Hiring teacher aides is an immediate-term fix to the issue of unemployed graduates while reducing the burden of teachers.

We need day care/childcare for the children of teachers too.

Red tape must be cut relentlessly. Let’s get rid of unnecessary Ministry of Education meetings which force principals, teachers or administrations to move around, even if and when face-to-face gatherings are allowed.

It’s a “sacrifice” worth making because they are dealing daily with an important “national treasure”: Malaysia’s children.

Another good thing would be to release schools and teachers from the administration requirements of “Pentaksiran Berasaskan Sekolah” school-based assessment. At any rate, getting authentic data for this is not conducive if hybrid learning, with 50%-60% online attendance, is to be adopted.

It is appropriate for the curriculum from each year/level to be reviewed to focus on core skills and knowledge that students need in order to proceed and include life skills as well.
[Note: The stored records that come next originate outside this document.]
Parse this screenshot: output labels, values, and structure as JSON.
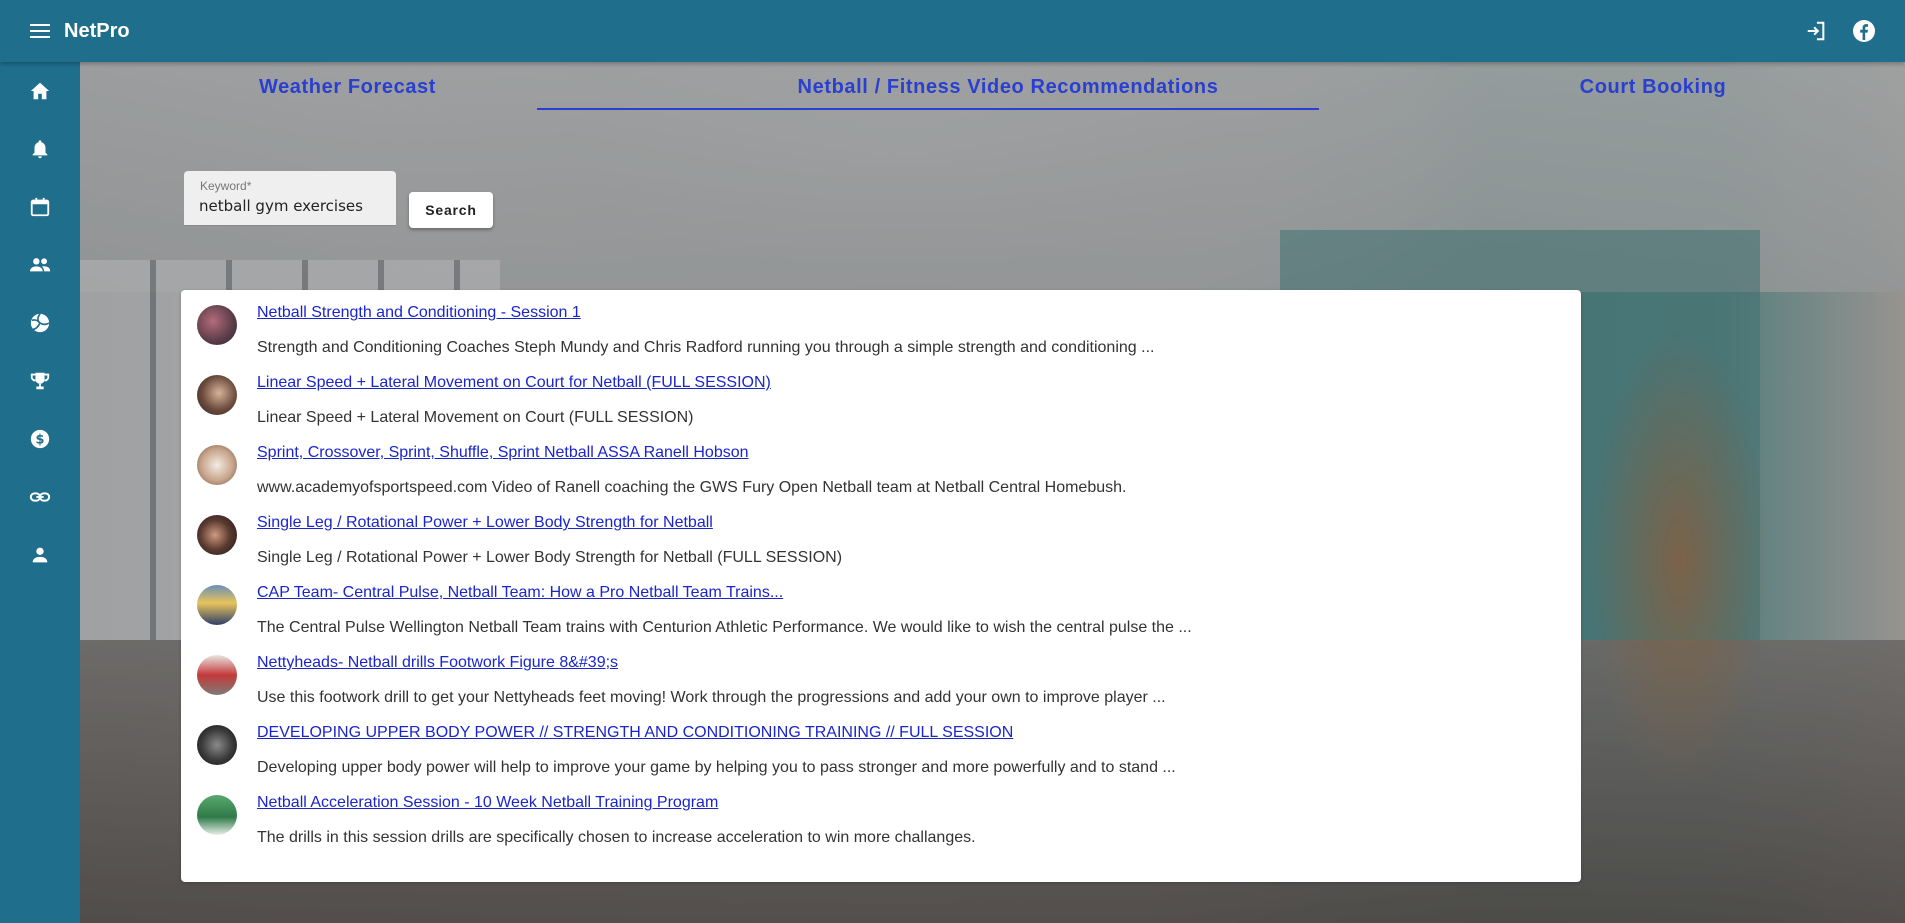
{
  "app": {
    "title": "NetPro"
  },
  "appbar": {
    "menu_icon": "menu-icon",
    "right_icons": [
      "login-icon",
      "facebook-icon"
    ]
  },
  "sidebar": {
    "items": [
      {
        "icon": "home-icon"
      },
      {
        "icon": "notifications-icon"
      },
      {
        "icon": "calendar-icon"
      },
      {
        "icon": "people-icon"
      },
      {
        "icon": "volleyball-icon"
      },
      {
        "icon": "trophy-icon"
      },
      {
        "icon": "dollar-icon"
      },
      {
        "icon": "link-icon"
      },
      {
        "icon": "person-icon"
      }
    ]
  },
  "tabs": [
    {
      "label": "Weather Forecast"
    },
    {
      "label": "Netball / Fitness Video Recommendations",
      "active": true
    },
    {
      "label": "Court Booking"
    }
  ],
  "search": {
    "label": "Keyword*",
    "value": "netball gym exercises",
    "button_label": "Search"
  },
  "results": [
    {
      "title": "Netball Strength and Conditioning - Session 1",
      "description": "Strength and Conditioning Coaches Steph Mundy and Chris Radford running you through a simple strength and conditioning ..."
    },
    {
      "title": "Linear Speed + Lateral Movement on Court for Netball (FULL SESSION)",
      "description": "Linear Speed + Lateral Movement on Court (FULL SESSION)"
    },
    {
      "title": "Sprint, Crossover, Sprint, Shuffle, Sprint Netball ASSA Ranell Hobson",
      "description": "www.academyofsportspeed.com Video of Ranell coaching the GWS Fury Open Netball team at Netball Central Homebush."
    },
    {
      "title": "Single Leg / Rotational Power + Lower Body Strength for Netball",
      "description": "Single Leg / Rotational Power + Lower Body Strength for Netball (FULL SESSION)"
    },
    {
      "title": "CAP Team- Central Pulse, Netball Team: How a Pro Netball Team Trains...",
      "description": "The Central Pulse Wellington Netball Team trains with Centurion Athletic Performance. We would like to wish the central pulse the ..."
    },
    {
      "title": "Nettyheads- Netball drills Footwork Figure 8&#39;s",
      "description": "Use this footwork drill to get your Nettyheads feet moving! Work through the progressions and add your own to improve player ..."
    },
    {
      "title": "DEVELOPING UPPER BODY POWER // STRENGTH AND CONDITIONING TRAINING // FULL SESSION",
      "description": "Developing upper body power will help to improve your game by helping you to pass stronger and more powerfully and to stand ..."
    },
    {
      "title": "Netball Acceleration Session - 10 Week Netball Training Program",
      "description": "The drills in this session drills are specifically chosen to increase acceleration to win more challanges."
    }
  ],
  "colors": {
    "primary": "#1f6e8c",
    "tab_text": "#2a3fd0",
    "link": "#1a25cc"
  }
}
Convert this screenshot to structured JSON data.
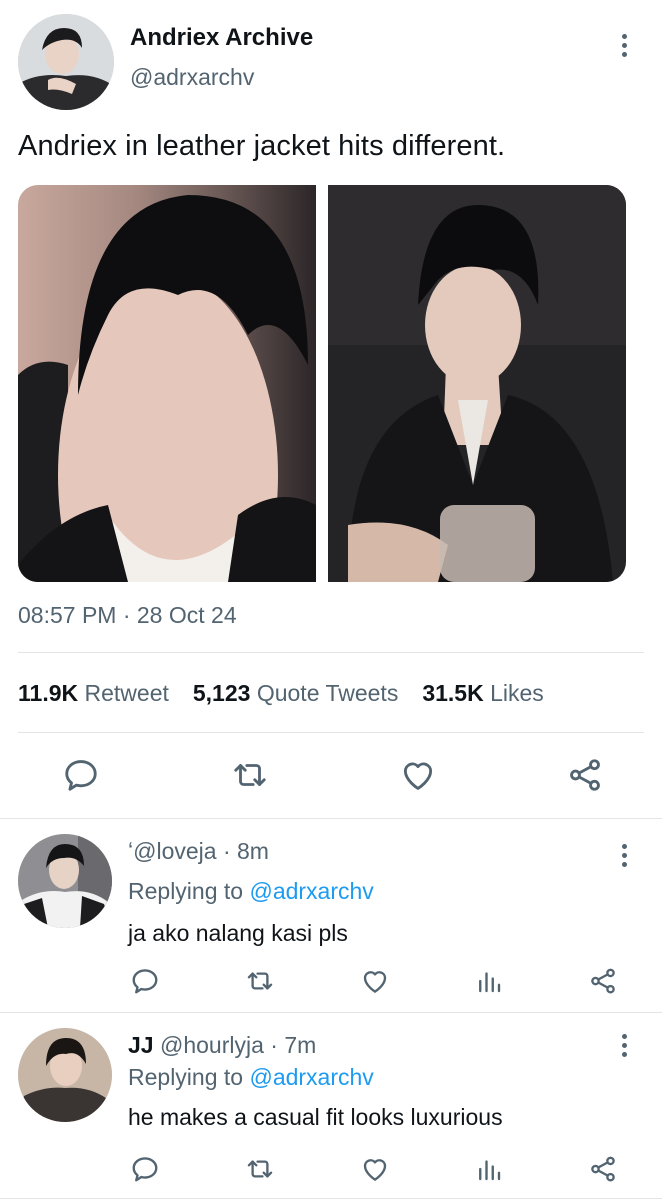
{
  "tweet": {
    "display_name": "Andriex Archive",
    "handle": "@adrxarchv",
    "text": "Andriex in leather jacket hits different.",
    "timestamp": "08:57 PM · 28 Oct 24",
    "stats": {
      "retweets_count": "11.9K",
      "retweets_label": "Retweet",
      "quotes_count": "5,123",
      "quotes_label": "Quote Tweets",
      "likes_count": "31.5K",
      "likes_label": "Likes"
    },
    "actions": [
      "reply-icon",
      "retweet-icon",
      "like-icon",
      "share-icon"
    ]
  },
  "replies": [
    {
      "display_name": "",
      "handle_meta": "ʻ@loveja · 8m",
      "replying_prefix": "Replying to ",
      "replying_to": "@adrxarchv",
      "text": "ja ako nalang kasi pls"
    },
    {
      "display_name": "JJ",
      "handle_meta": "@hourlyja · 7m",
      "replying_prefix": "Replying to ",
      "replying_to": "@adrxarchv",
      "text": "he makes a casual fit looks luxurious"
    }
  ],
  "colors": {
    "text_primary": "#0f1419",
    "text_secondary": "#536471",
    "link": "#1d9bf0",
    "divider": "#e1e5e8"
  }
}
I have repeatedly called for long-term and in-depth studies to be done on the impact that the Covid-19 pandemic has had on students, not only from a public health point of view but also an educational and socio-economic standpoint.

Indeed, we probably need something more urgent: Malaysia desperately needs a task force to study the impact of Covid-19 on the skills development, knowledge and mental health of students at primary and secondary schools, with the requirement to produce an action plan to mitigate the impact of any education loss.

That is why my colleagues and I in the Pakatan Harapan Education Committee have been pressing for education to be included in the upcoming “Special Parliamentary Sitting.”

Its omission from the agenda is utterly inexplicable when so much is at stake and is a sign that the PN government’s priorities are sadly misplaced.